If Democrats sweep the swing state's major races on Election Day, New Hampshire would become the first state to have women hold its entire congressional delegation and the governor's office. Obama would also pick up four potentially crucial electoral votes.
"We have held hundreds of events targeting women voters," said Harrell Kirstein, a spokesman for the Obama campaign in New Hampshire.
These have ranged from "Women's Wednesdays" mixers to visits by fair pay advocate Lilly Ledbetter and Democratic National Committee Chairwoman Debbie Wasserman Schultz. On Wednesday, Cecile Richards, president of the Planned Parenthood Action Fund, visited New Hampshire to kick off a multitown phone-banking effort.
Republican Mitt Romney also has made New Hampshire a focus of his campaign, both in ad spending and on-the-ground appearances. He has an event scheduled on Oct. 30 in Manchester, just a week before the election, and his campaign is focusing on a get-out-the-vote effort.
Romney also has used New Hampshire Republican Sen. Kelly Ayotte as a prolific surrogate for Romney in the state. Ayotte, who at one point was discussed as a potential running mate for Romney, helped the GOP do well with women locally in 2010, when she was easily elected to the Senate.
"This is an important state. It's an important state in large part because of the state Legislature," Richards said.
It's no coincidence Richards makes that argument. During a rally in Manchester last week, Obama went so far as to suggest state politics might have a coattail effect — up ticket.
"You've got a state Legislature up here that sometimes acts like it knows better than women when it comes to women's own health care decisions," Obama said. "Well, my opponent's got the same approach."

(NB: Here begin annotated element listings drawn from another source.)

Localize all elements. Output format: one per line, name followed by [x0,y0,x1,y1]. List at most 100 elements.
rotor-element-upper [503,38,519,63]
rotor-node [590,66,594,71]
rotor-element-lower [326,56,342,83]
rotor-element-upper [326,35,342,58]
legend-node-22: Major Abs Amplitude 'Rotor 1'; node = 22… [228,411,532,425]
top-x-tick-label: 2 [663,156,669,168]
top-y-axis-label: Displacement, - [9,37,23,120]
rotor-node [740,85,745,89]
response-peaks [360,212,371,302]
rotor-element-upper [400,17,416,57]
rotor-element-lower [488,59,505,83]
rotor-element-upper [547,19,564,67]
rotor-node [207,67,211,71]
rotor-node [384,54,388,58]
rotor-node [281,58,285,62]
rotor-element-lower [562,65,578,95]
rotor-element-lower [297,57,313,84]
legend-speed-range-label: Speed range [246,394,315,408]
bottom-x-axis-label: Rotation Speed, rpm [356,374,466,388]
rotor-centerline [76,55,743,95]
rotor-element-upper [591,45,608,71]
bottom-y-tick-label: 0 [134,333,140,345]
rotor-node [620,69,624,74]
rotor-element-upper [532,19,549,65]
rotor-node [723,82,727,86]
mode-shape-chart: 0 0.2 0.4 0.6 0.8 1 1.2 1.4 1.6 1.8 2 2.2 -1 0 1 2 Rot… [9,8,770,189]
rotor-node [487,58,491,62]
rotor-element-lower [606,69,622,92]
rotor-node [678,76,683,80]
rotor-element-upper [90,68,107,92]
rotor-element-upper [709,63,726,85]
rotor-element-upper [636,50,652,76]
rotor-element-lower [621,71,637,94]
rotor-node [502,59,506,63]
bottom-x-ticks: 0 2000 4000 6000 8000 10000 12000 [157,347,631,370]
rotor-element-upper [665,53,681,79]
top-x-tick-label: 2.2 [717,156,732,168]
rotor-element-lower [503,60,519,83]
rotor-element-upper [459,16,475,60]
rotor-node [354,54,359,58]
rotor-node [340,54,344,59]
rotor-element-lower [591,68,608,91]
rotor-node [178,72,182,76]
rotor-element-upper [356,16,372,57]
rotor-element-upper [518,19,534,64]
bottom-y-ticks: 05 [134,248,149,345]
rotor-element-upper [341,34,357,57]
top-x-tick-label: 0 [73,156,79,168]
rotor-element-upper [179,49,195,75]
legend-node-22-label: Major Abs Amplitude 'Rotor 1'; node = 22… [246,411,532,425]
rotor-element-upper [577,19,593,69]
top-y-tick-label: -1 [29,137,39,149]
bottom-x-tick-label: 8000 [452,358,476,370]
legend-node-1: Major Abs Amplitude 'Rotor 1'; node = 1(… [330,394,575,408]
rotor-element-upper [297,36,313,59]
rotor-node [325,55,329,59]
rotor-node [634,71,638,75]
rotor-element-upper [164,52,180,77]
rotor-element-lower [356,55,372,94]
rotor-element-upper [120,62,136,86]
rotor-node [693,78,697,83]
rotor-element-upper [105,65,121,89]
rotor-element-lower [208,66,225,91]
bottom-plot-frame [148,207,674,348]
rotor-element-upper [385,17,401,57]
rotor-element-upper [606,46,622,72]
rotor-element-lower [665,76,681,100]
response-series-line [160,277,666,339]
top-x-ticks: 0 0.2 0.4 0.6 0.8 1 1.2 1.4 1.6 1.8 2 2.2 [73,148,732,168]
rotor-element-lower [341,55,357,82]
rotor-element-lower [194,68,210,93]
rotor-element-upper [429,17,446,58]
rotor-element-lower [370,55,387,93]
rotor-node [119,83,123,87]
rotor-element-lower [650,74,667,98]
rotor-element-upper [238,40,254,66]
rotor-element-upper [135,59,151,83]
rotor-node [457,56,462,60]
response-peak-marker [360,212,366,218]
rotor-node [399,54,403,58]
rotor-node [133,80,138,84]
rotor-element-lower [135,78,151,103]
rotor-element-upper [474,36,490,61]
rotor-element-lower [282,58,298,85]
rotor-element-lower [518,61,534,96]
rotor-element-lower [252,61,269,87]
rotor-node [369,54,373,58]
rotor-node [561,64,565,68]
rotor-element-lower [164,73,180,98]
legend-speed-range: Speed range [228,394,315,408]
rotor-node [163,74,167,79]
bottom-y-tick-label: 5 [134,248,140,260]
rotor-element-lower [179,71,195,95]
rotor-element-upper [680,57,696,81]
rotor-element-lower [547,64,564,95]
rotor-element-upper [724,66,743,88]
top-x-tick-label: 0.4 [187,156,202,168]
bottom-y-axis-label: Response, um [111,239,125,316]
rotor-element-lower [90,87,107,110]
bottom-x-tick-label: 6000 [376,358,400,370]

In 2010, Republicans swept to 3 to 1 majorities in Concord. While members of the GOP stressed fiscal issues on the campaign trail, abortion and women's health care issues became flash points once they took office.

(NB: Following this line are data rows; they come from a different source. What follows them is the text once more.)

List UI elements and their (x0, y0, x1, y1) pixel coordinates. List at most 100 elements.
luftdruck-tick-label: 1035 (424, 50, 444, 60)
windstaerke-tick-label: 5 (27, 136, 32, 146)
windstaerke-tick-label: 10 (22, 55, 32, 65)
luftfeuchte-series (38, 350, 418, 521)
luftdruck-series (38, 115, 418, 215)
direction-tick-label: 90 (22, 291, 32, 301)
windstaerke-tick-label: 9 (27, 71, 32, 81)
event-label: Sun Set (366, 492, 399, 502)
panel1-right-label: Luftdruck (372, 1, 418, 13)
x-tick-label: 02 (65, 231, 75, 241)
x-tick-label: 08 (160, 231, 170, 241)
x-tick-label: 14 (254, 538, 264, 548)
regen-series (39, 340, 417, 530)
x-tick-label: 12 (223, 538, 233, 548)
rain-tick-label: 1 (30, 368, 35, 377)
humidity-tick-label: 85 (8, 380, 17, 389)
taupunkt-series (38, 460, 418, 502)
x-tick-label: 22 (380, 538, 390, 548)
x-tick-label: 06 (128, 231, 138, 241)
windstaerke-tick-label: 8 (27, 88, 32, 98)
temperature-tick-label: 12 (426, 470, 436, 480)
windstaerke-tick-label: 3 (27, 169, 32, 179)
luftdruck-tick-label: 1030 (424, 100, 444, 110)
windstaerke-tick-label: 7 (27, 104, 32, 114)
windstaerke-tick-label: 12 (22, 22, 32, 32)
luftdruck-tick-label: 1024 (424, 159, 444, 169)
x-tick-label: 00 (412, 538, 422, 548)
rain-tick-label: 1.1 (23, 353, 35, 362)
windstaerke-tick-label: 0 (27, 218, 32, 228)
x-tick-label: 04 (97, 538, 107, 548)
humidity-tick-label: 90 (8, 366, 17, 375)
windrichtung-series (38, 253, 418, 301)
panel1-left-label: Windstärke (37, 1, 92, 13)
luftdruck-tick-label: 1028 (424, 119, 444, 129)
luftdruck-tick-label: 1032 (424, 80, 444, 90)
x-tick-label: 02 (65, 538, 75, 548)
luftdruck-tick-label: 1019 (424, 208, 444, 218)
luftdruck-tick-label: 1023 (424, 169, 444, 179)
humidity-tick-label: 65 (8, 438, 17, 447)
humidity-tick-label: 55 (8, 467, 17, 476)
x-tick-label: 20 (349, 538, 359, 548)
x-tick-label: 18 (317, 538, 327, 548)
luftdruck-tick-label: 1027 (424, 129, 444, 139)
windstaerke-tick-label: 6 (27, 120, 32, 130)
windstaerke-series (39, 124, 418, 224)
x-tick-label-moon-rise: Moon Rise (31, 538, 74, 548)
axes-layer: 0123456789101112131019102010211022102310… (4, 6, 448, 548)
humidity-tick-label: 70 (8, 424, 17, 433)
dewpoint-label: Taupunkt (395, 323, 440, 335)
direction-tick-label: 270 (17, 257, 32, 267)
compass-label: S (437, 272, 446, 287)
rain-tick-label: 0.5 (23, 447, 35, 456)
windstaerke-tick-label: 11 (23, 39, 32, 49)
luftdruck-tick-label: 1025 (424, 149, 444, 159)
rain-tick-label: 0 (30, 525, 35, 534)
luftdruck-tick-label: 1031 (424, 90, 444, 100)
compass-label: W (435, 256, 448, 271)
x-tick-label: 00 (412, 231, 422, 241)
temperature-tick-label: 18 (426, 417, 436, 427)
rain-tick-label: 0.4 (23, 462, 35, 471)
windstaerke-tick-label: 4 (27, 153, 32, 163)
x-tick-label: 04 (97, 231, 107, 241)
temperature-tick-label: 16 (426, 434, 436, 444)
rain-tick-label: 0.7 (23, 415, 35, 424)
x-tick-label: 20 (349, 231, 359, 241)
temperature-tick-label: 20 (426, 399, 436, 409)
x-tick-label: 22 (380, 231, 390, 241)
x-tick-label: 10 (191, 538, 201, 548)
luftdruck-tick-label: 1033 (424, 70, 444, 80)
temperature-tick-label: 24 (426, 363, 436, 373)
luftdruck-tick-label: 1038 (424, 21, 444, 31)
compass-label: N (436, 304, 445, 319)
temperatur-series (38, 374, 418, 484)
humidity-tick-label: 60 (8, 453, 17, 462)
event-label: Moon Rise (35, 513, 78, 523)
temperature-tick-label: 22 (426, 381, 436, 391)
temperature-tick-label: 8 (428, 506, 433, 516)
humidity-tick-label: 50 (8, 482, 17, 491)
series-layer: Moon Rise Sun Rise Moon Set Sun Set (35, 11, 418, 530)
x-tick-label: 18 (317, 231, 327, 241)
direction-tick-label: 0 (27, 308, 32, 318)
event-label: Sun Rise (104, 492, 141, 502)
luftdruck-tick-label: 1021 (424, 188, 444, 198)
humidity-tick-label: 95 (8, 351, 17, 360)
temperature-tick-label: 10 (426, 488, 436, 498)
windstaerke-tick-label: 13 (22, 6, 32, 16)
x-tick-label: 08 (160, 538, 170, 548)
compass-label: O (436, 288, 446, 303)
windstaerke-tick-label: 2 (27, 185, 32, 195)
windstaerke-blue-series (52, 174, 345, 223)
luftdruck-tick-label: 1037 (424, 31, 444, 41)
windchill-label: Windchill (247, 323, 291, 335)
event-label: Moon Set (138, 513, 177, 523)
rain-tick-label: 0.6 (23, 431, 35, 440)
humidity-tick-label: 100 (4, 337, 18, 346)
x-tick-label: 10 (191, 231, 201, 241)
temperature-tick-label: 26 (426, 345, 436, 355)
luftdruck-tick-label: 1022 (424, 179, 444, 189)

Republicans moved to block a state contract with Planned Parenthood and pushed bills to limit abortion. They also tried to undo a 12-year-old law requiring insurers to include contraception coverage in all prescription drug plans.
All of these controversies tend to get mentioned in the stump speeches of Democratic gubernatorial candidate Maggie Hassan.

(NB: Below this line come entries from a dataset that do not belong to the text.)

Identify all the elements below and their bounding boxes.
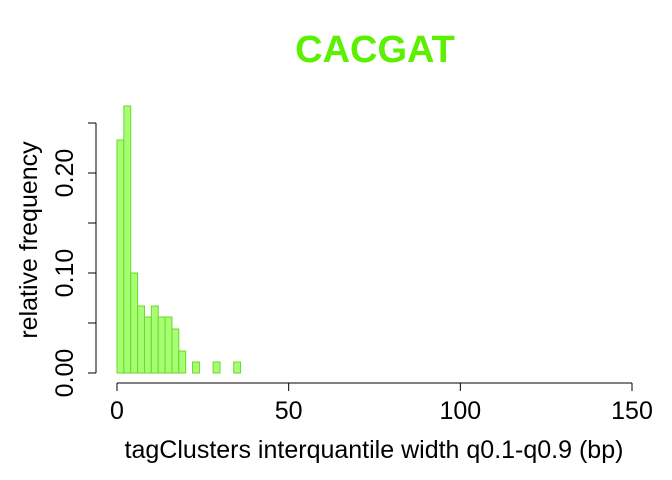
- x-tick-label: 0: [110, 397, 124, 425]
- histogram-bar: [137, 305, 145, 374]
- y-axis-label: relative frequency: [15, 141, 43, 339]
- x-tick-label: 50: [275, 397, 303, 425]
- histogram-bar: [116, 139, 125, 374]
- x-axis-label: tagClusters interquantile width q0.1-q0.…: [125, 436, 624, 464]
- histogram-bar: [164, 316, 173, 374]
- histogram-bar: [192, 361, 200, 374]
- histogram-bar: [130, 272, 139, 374]
- histogram-bar: [150, 305, 159, 374]
- histogram-bar: [157, 316, 166, 374]
- chart-title: CACGAT: [295, 29, 455, 71]
- x-tick-label: 100: [439, 397, 481, 425]
- histogram-bar: [143, 316, 152, 374]
- histogram-bar: [178, 350, 187, 374]
- histogram-bar: [233, 361, 242, 374]
- y-tick-label: 0.00: [51, 349, 79, 398]
- y-axis-ticks: 0.00 0.10 0.20: [51, 122, 96, 398]
- x-axis-ticks: 0 50 100 150: [110, 383, 653, 425]
- histogram-bar: [171, 328, 180, 374]
- y-tick-label: 0.20: [51, 149, 79, 198]
- histogram-bars: [116, 105, 242, 374]
- x-tick-label: 150: [611, 397, 653, 425]
- histogram-bar: [212, 361, 221, 374]
- histogram-bar: [123, 105, 132, 374]
- y-tick-label: 0.10: [51, 249, 79, 298]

"What's important to understand is that we respect women, their ability to make their own decisions, and that's why we stay focused on the fact that this is just not a place where government should interfere," Hassan said.
The GOP nominee for governor, Ovide Lamontagne, supported a Human Life Amendment, which would give constitutional protections to fetuses, when he ran for U.S. Senate two years ago. For him, restricting abortion has been a longtime goal, but it wouldn't, he insists, be a top priority if he wins the corner office.
"I am not running to advance that agenda; I am running on a jobs and economy agenda," he said.
Even so, the most recent University of New Hampshire Survey Center poll showed big gender-gap edges for Democrats. Obama had a 23-point edge over Romney among female voters; Hassan led Lamontagne by 18 points with women.
Lamontagne's newest radio ad suggests he hopes to reduce that gap. It features Ayotte, the most prominent Republican woman in elective office in the state, who opposes legal abortion in most instances. The ad focuses on taxes, but it's called, tellingly perhaps, "One of Us."
New Hampshire's other U.S. senator is Democrat Jeanne Shaheen. In the state's House races, Republican Rep. Frank Guinta faces Democrat and former Rep. Carol Shea-Porter; and Republican Rep. Charles Bass faces Democrat Ann McLane Kuster.